Als Ergebnis dieses Prozesses und geprägt von den Erfahrungen von vier weitgehend in Distanz durchgeführten Semestern werden im Folgenden fünf Leitlinien für die Gestaltung des digitalen Wandels formuliert. Sie setzen strategische Leitplanken für universitäre Bildungsangebote und führen das Selbstverständnis der Universität für den digitalen Wandel aus. Sie folgen dabei dem Ziel, heutigen und künftigen Studierenden überzeugende Angebote sowohl für Lernen in einer digitalen Welt zu machen, als auch sie dabei zu unterstützen, Fertigkeiten, Kenntnisse und Kompetenzen für eine digitale Welt zu erwerben, um in dieser souverän zu wirken und sie aktiv mitzugestalten. [...]

Wer den digitalen Wandel gestalten will, muss lernen ihn zu verstehen.

Die Stärke universitärer Bildungsangebote gründet in der Einheit von Forschung und Lehre. Ein Universitätsstudium ist mit dem Erlernen eines forschenden Habitus verbunden. Neben die Vermittlung von Fertigkeiten und Kenntnissen, die erforderlich sind, um in einer digitalen Welt anwendungsbezogen handeln zu können, tritt im Rahmen eines zukunftsorientierten Studiums daher die Ausbildung des eigenen Reflexionsvermögens insbesondere im Hinblick auf Digitalisierung und Digitalität. Studierende werden in die Lage versetzt, reflektierte Handlungsmodelle und Lösungsansätze für noch unbekannte Problemstellungen zu entwickeln und zu bewerten. Die Ausprägung von fachlichen und überfachlichen Kompetenzen, die erheblich über bloße Anwendungskenntnisse hinaus verweisen, trägt zum hochwertigen Qualifikationsprofil von Universitätsabsolvent:innen bei. [...]

Universitäten sind auch digital Räume der Inklusion und Begegnung.

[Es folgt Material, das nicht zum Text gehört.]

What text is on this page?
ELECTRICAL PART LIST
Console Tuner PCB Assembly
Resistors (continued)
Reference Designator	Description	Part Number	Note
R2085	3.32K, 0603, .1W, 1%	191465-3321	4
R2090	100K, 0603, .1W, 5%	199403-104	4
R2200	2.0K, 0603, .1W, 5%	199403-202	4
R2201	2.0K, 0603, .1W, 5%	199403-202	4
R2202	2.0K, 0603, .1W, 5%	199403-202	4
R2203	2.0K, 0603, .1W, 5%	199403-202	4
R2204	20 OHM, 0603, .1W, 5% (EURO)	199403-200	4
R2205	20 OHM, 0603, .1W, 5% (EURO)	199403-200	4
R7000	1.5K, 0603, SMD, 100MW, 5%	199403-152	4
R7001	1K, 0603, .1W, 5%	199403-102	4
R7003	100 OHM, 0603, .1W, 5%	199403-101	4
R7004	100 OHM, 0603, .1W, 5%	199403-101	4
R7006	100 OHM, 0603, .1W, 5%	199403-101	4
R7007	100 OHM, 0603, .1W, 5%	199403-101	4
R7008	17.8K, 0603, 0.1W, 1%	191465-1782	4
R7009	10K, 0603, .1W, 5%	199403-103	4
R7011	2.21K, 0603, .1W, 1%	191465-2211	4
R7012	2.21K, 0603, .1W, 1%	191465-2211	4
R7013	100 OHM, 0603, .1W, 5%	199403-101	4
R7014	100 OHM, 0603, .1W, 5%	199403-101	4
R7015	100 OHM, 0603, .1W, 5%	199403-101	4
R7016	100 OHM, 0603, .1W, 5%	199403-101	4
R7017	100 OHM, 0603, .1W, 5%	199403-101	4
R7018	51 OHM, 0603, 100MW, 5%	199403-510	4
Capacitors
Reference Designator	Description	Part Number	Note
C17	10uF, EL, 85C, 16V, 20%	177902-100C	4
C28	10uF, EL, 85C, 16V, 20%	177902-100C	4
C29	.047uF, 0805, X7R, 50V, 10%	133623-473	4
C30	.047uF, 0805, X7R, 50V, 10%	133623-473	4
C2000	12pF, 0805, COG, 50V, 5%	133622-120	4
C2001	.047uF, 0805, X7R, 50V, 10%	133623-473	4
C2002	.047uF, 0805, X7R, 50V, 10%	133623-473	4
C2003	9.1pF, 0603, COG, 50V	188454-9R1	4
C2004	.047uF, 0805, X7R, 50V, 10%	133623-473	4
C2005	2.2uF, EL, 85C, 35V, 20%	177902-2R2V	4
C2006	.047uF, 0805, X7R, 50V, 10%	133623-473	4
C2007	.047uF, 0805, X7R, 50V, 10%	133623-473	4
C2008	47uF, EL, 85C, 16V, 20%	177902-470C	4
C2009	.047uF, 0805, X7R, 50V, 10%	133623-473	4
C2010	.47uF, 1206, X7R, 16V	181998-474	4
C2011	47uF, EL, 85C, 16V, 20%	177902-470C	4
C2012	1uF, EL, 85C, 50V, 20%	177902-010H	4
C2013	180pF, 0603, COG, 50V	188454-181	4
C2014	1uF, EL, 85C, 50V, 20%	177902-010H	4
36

Digitale Werkzeuge sollen dazu beitragen, Distanzen zu überwinden und unterschiedliche Gruppen, verschiedene Disziplinen und Handlungsbereiche produktiv zu verbinden. Digitale Innovationen sollen genutzt werden, um eine individuellere und selbstbestimmtere Gestaltung des Studiums zu
ermöglichen, Angebote international anschlussfähig zu machen und weitreichende Inklusion zu gewährleisten. Zugleich besteht das Risiko, dass die Weiterentwicklung existierender Plattformen und Technologien, der Konsumdruck, der durch beständige Neuerung und Vermarktung von Endgeräten erzeugt wird, sowie die Zunahme von (finanziellen) Zugangsschranken die Separierung und Segmentierung von Individuen und Gruppen im digitalen Raum befördern. [...]

Freie Hochschule fußt auf digitaler Souveränität.

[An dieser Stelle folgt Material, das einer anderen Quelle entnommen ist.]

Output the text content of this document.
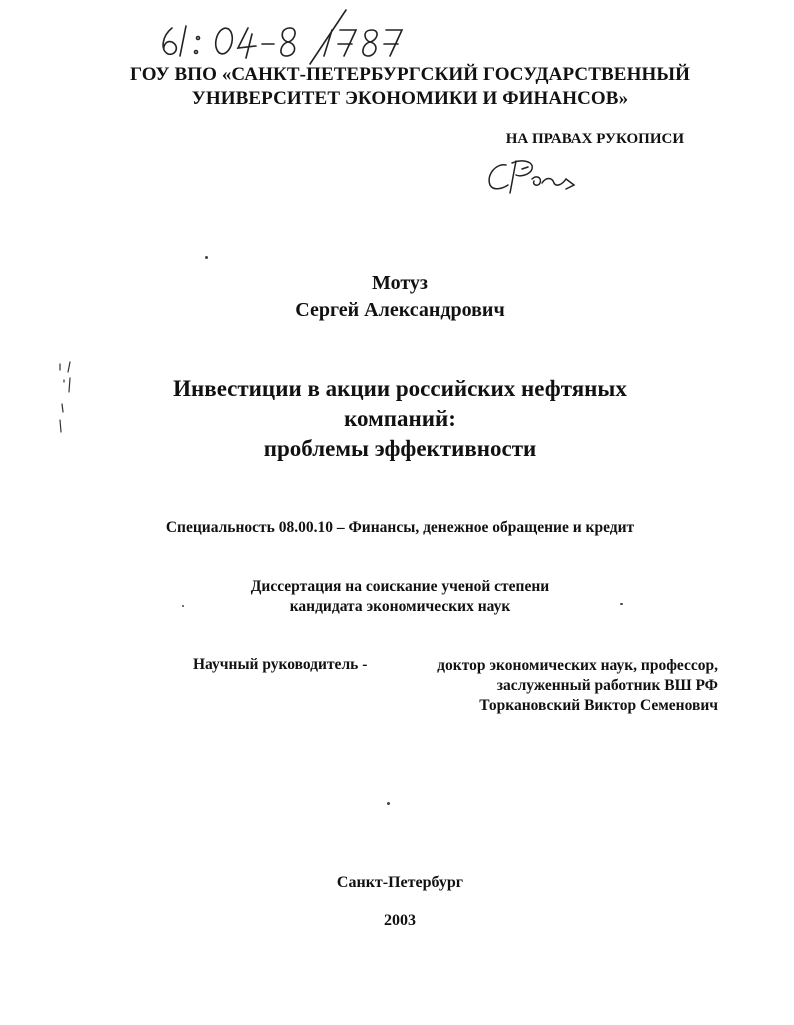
ГОУ ВПО «САНКТ-ПЕТЕРБУРГСКИЙ ГОСУДАРСТВЕННЫЙ
УНИВЕРСИТЕТ ЭКОНОМИКИ И ФИНАНСОВ»
НА ПРАВАХ РУКОПИСИ
Мотуз
Сергей Александрович
Инвестиции в акции российских нефтяных
компаний:
проблемы эффективности
Специальность 08.00.10 – Финансы, денежное обращение и кредит
Диссертация на соискание ученой степени
кандидата экономических наук
Научный руководитель -	доктор экономических наук, профессор,
заслуженный работник ВШ РФ
Торкановский Виктор Семенович
Санкт-Петербург
2003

Gerade mit Blick auf die Daten von Lehrenden und Studierenden sowie auf die Möglichkeit, Lernumgebungen den Bedürfnissen eines wissenschaftlichen Bildungsangebots aus der universitären Fachlehre heraus zu entwickeln, ist digitale Souveränität ein zentrales strategisches Ziel. Didaktische und inhaltliche Entscheidungen folgen dem Bildungsverständnis und bleiben soweit möglich unabhängig von privatwirtschaftlichen Wertschöpfungsinteressen. Abhängigkeiten von externen Anbietern und ihren je proprietären Lösungen werden dazu zunehmend reduziert und systematisch vermieden. Im digitalen Raum bedeutet das etwa, dass die Verknüpfung und Gestaltung von Lern- und Entfaltungsräumen im akademischen Umfeld im Rahmen der jeweiligen institutionellen Vorgaben souverän durch Studierende und Lehrende erfolgen. [...]

Digitale Angebote müssen an den Bedürfnissen derjenigen ausgerichtet sein, die sie in Studium und Lehre nutzen.

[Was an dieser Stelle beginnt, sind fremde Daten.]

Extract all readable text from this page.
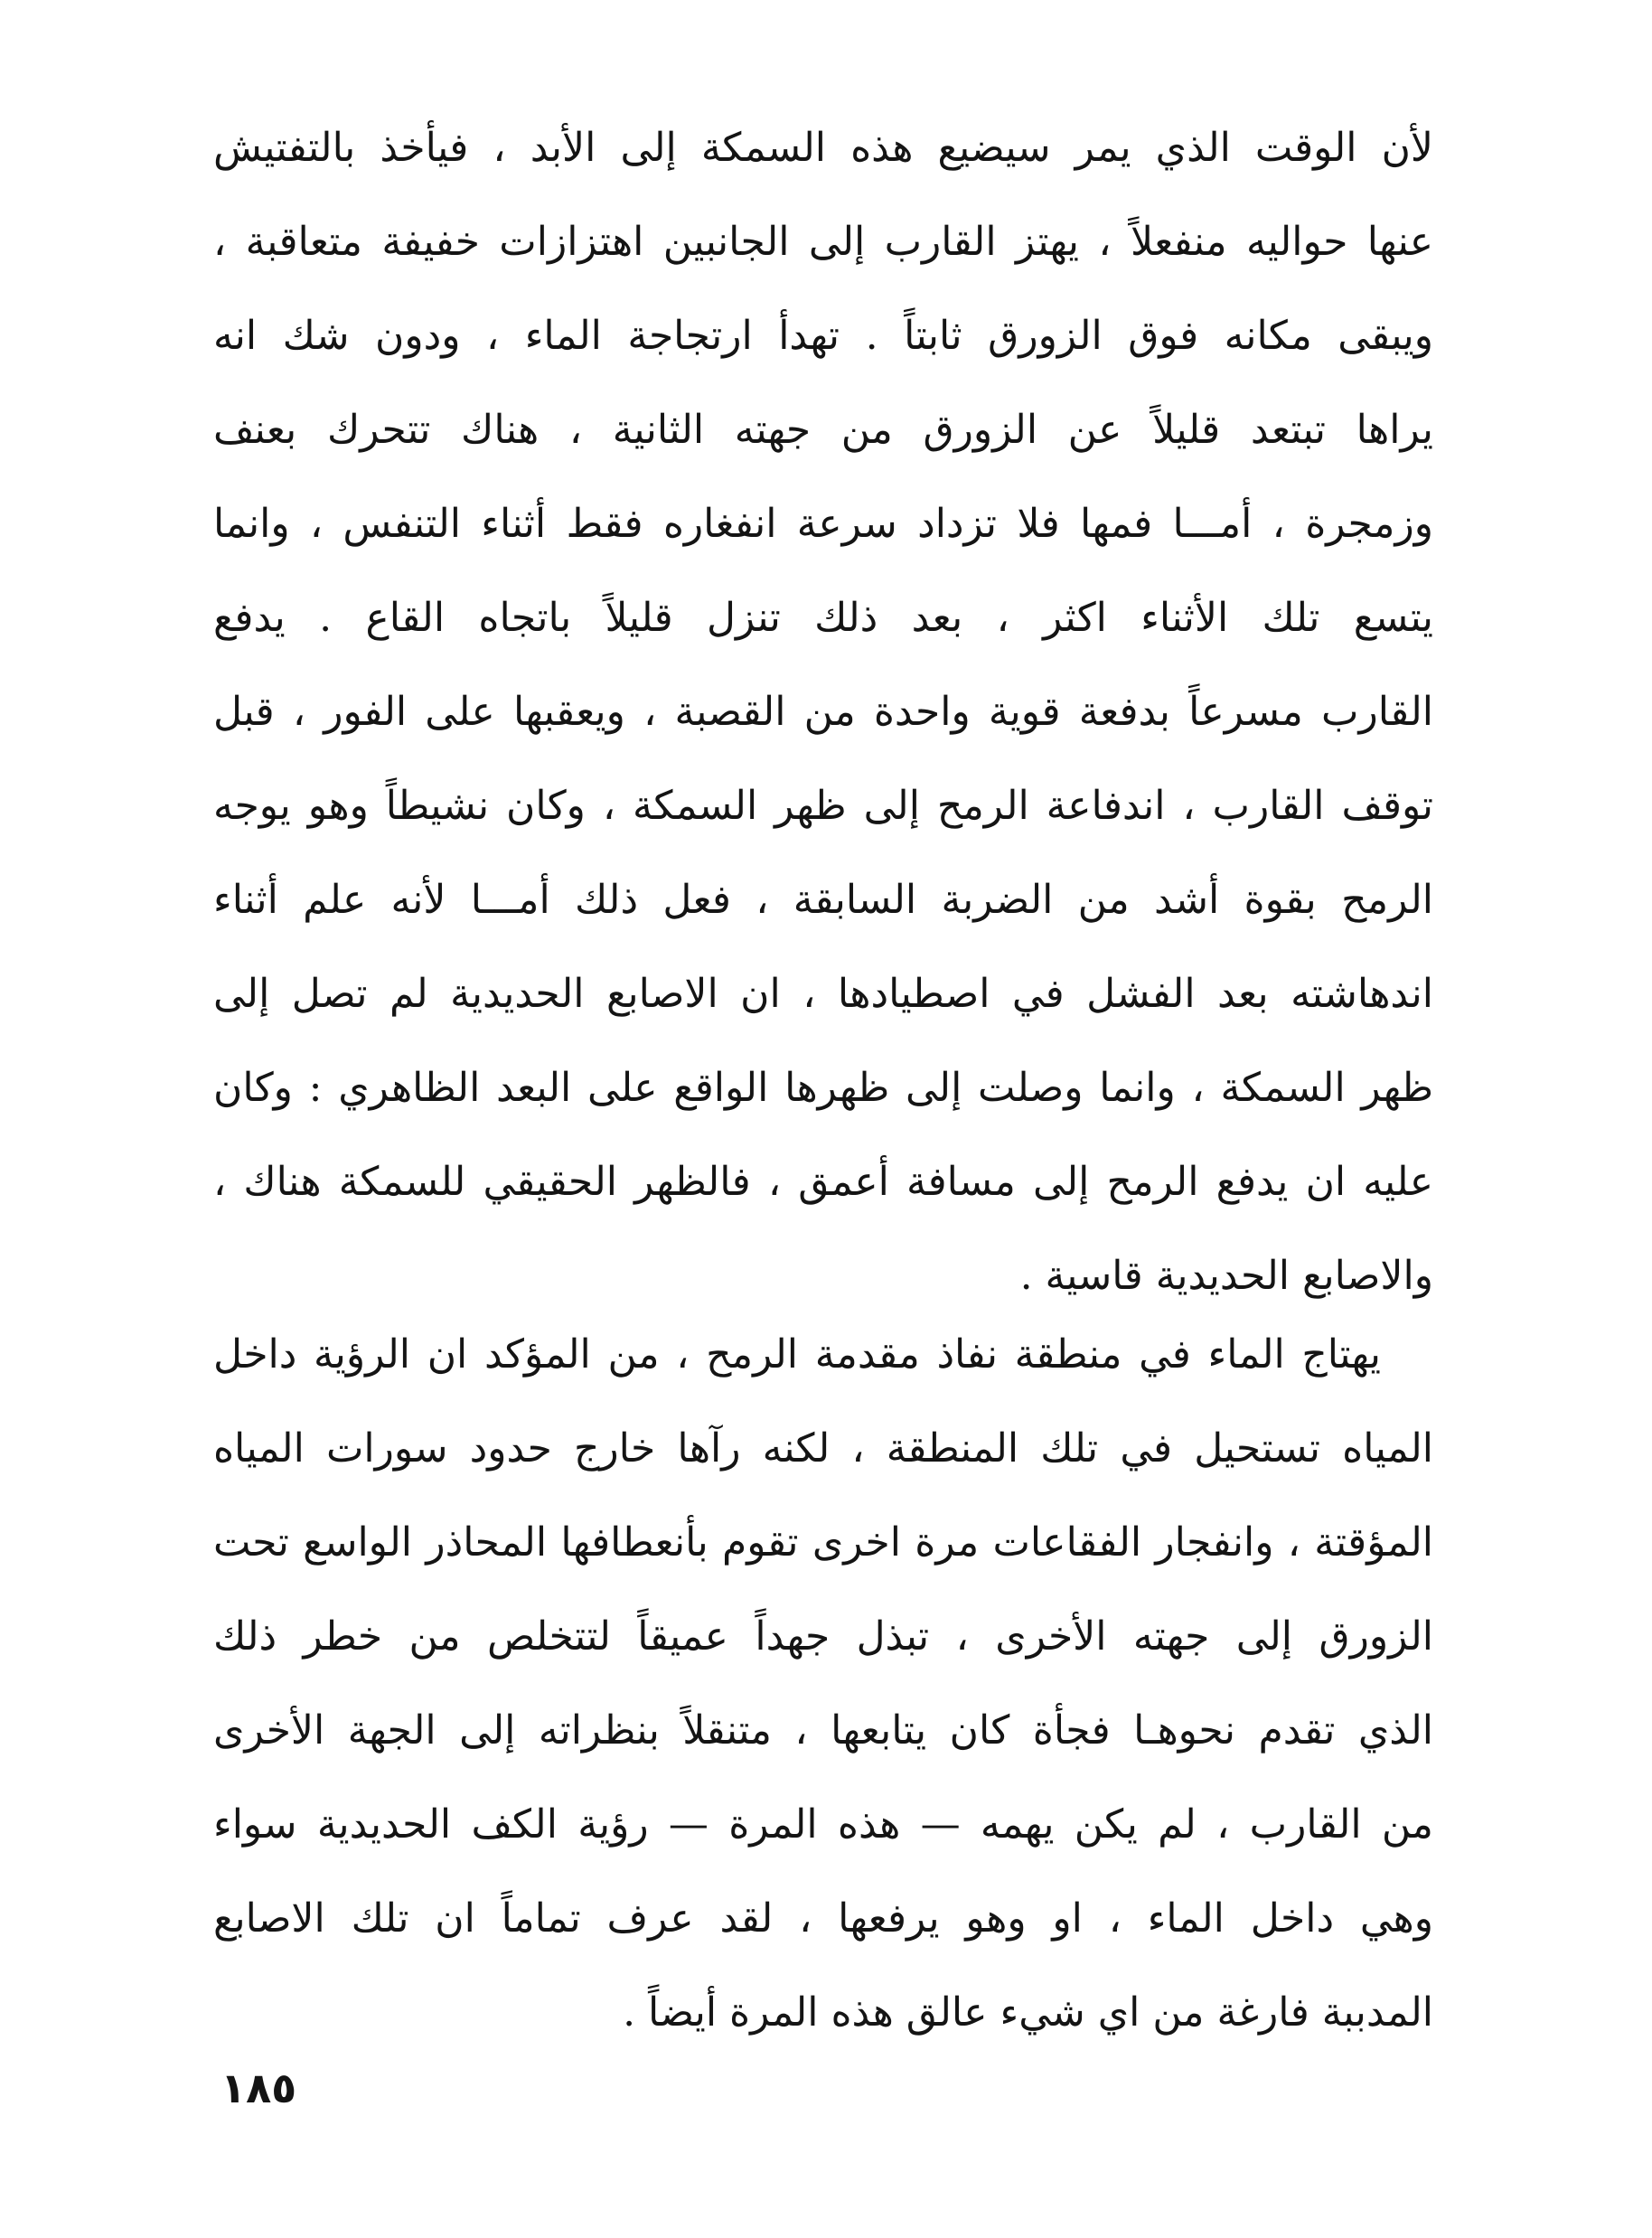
لأن الوقت الذي يمر سيضيع هذه السمكة إلى الأبد ، فيأخذ بالتفتيش
عنها حواليه منفعلاً ، يهتز القارب إلى الجانبين اهتزازات خفيفة متعاقبة ،
ويبقى مكانه فوق الزورق ثابتاً . تهدأ ارتجاجة الماء ، ودون شك انه
يراها تبتعد قليلاً عن الزورق من جهته الثانية ، هناك تتحرك بعنف
وزمجرة ، أمـــا فمها فلا تزداد سرعة انفغاره فقط أثناء التنفس ، وانما
يتسع تلك الأثناء اكثر ، بعد ذلك تنزل قليلاً باتجاه القاع . يدفع
القارب مسرعاً بدفعة قوية واحدة من القصبة ، ويعقبها على الفور ، قبل
توقف القارب ، اندفاعة الرمح إلى ظهر السمكة ، وكان نشيطاً وهو يوجه
الرمح بقوة أشد من الضربة السابقة ، فعل ذلك أمـــا لأنه علم أثناء
اندهاشته بعد الفشل في اصطيادها ، ان الاصابع الحديدية لم تصل إلى
ظهر السمكة ، وانما وصلت إلى ظهرها الواقع على البعد الظاهري : وكان
عليه ان يدفع الرمح إلى مسافة أعمق ، فالظهر الحقيقي للسمكة هناك ،
والاصابع الحديدية قاسية .
يهتاج الماء في منطقة نفاذ مقدمة الرمح ، من المؤكد ان الرؤية داخل
المياه تستحيل في تلك المنطقة ، لكنه رآها خارج حدود سورات المياه
المؤقتة ، وانفجار الفقاعات مرة اخرى تقوم بأنعطافها المحاذر الواسع تحت
الزورق إلى جهته الأخرى ، تبذل جهداً عميقاً لتتخلص من خطر ذلك
الذي تقدم نحوهـا فجأة كان يتابعها ، متنقلاً بنظراته إلى الجهة الأخرى
من القارب ، لم يكن يهمه — هذه المرة — رؤية الكف الحديدية سواء
وهي داخل الماء ، او وهو يرفعها ، لقد عرف تماماً ان تلك الاصابع
المدببة فارغة من اي شيء عالق هذه المرة أيضاً .
١٨٥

Die Auswahl und Gestaltung digitaler Plattformen, Anwendungen und Unterstützungsangebote an der JGU folgt den praktischen Bedürfnissen ihrer Nutzer:innen. Zugänge und Erscheinungsbild (User Interfaces, Inhaltstruktur) werden entlang zentraler Anwendungsszenarien konzipiert und um- gesetzt. Dabei sollen Lehrende in die Lage versetzt werden, möglichst weitreichende und informierte Gestaltungsentscheidungen für ihre Lehrangebote treffen und umsetzen zu können. [...]

Der digitale Wandel bietet vielfach neue Chancen für die Öffnung von Wissenschaft und Bildung.

Digitale Werkzeuge bieten einerseits die Möglichkeit, Lernende und Lehrende an der JGU und ihren Partnerinstitutionen in einem integrativen digitalen Kosmos zusammenzubringen; andererseits bieten sie aber auch jenseits der aktiven Teilhabe Chancen für die Öffnung der Universität und ihrer Angebote in die Gesellschaft. Als wesentlichen demokratischen Impuls im Zuge des digitalen Wandels begreift die JGU dabei den Gedanken der Offenheit (openness) mit den Schwerpunkten Open Access, Open Data, Open Educational Resources und Open Source. [...]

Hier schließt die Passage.